Gender figures prominently in the historiography of ‘British’ India, the territories directly administered by the East India Company. Historians have noted how Indian women cohabiting with British men operated as key cultural brokers, and how gender constructs informed Anglo-Indian interactions more generally. Yet, analyses of the Company’s relations with independent Indian kingdoms have neglected how evolving forms of indirect rule were shaped by the agency of elite women and the confrontation of British and Indian gender constructs. Though previously disregarded, royal women were active in Indian courtly politics, and were often the best allies or worst enemies of the Company’s representatives (Residents). Through a combination of Residents’ papers and letters authored by Indian women, I show how the Resident’s gendered assumptions conditioned their reactions to female political agency at Indian courts, as well as how royal women exploited gender tropes to mobilize the political elite, including the Residents, in their interests. Though British and Indian gender constructs differed in crucial respects, there were also many concordances, creating the potential for cooperation as well as conflict between Residents and royal women. Recognizing these nuances sheds new light on the Company’s imperial expansion, highlighting women’s role in abetting, exploiting or resisting the Company’s political incursions.

 

10th May

Nailya Shamgunova: “Prisoners of the emotional system: royal authority and sodomy in early modern Europe”

This paper explores the roles which accusations and suspicions of illicit sexual behaviour, especially sodomy, played in the construction and deconstruction of royal authority in early modern Europe. The paper focuses on the case study of James VI&I and compares him to Henri III of France. By its very nature, the paper discusses the relationships between the rulers and their favourites and the boundaries of what was and wasn’t seen as acceptable.
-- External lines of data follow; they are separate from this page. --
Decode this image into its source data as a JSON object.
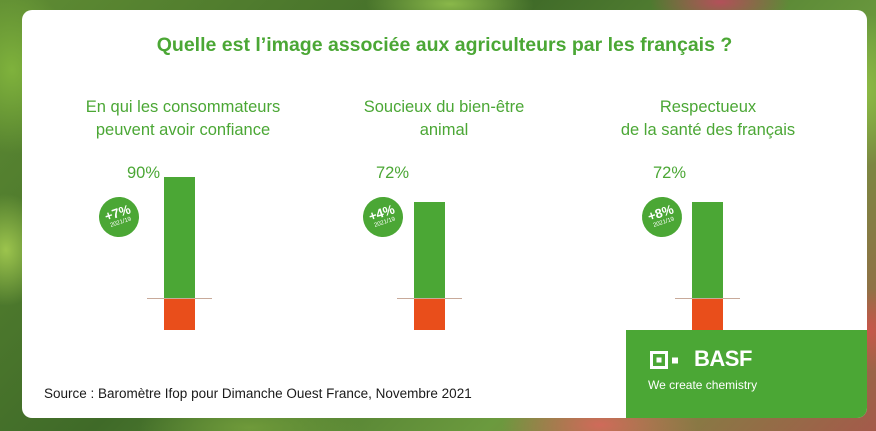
{
  "title": "Quelle est l’image associée aux agriculteurs par les français ?",
  "source": "Source : Baromètre Ifop pour Dimanche Ouest France, Novembre 2021",
  "brand": {
    "name": "BASF",
    "tagline": "We create chemistry",
    "color": "#4ba735"
  },
  "chart_data": [
    {
      "type": "bar",
      "title_lines": [
        "En qui les consommateurs",
        "peuvent avoir confiance"
      ],
      "value_label": "90%",
      "values": {
        "positive": 90,
        "negative": 10
      },
      "change": "+7%",
      "change_note": "2021/19",
      "colors": {
        "positive": "#4ba735",
        "negative": "#e94e1b"
      }
    },
    {
      "type": "bar",
      "title_lines": [
        "Soucieux du bien-être",
        "animal"
      ],
      "value_label": "72%",
      "values": {
        "positive": 72,
        "negative": 28
      },
      "change": "+4%",
      "change_note": "2021/19",
      "colors": {
        "positive": "#4ba735",
        "negative": "#e94e1b"
      }
    },
    {
      "type": "bar",
      "title_lines": [
        "Respectueux",
        "de la santé des français"
      ],
      "value_label": "72%",
      "values": {
        "positive": 72,
        "negative": 28
      },
      "change": "+8%",
      "change_note": "2021/19",
      "colors": {
        "positive": "#4ba735",
        "negative": "#e94e1b"
      }
    }
  ]
}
The study maps out the extent to which authority, be it royal or civic, was held responsible for the subjects' and citizens' sexual morality. James VI&I officially condemned sodomy and was expected to persecute it. However, a number of rumours about his own sexual preferences circulated both during his lifetime and after his death. The paper argues that despite these widespread rumours about the king's sexual behaviour, they did not damage his authority nearly as much as they should have done. The ruler's sexual behaviour became a real political problem only when combined with political instability and perceived failure in other kingly duties, be it having an heir or dealing effectively with political crisis. The example of Henri III shows that very clearly. The context of deposition and/or regicide also provides further scope for legitimising sexual rumours, as the cases of Henri III and Christina of Sweden show. This paper is a part of my wider project on the connection between effeminacy, sodomy and authority in early modern Europe - my prime aim is to explore the connection between European perceptions of the 'Orient' and 'oriental despotism' and the portrayal of a number of 'eastern' polities, especially the Ottoman Empire, as a 'sodomitical nation'. In the ‘oriental’ context, the questions of effeminacy and emasculating influence on the rulers by their lovers (for example, Hurrem Sultan) were absolutely essential; my study traces the parallels and direct connections between these issues in Christian Europe and the Ottoman Empire.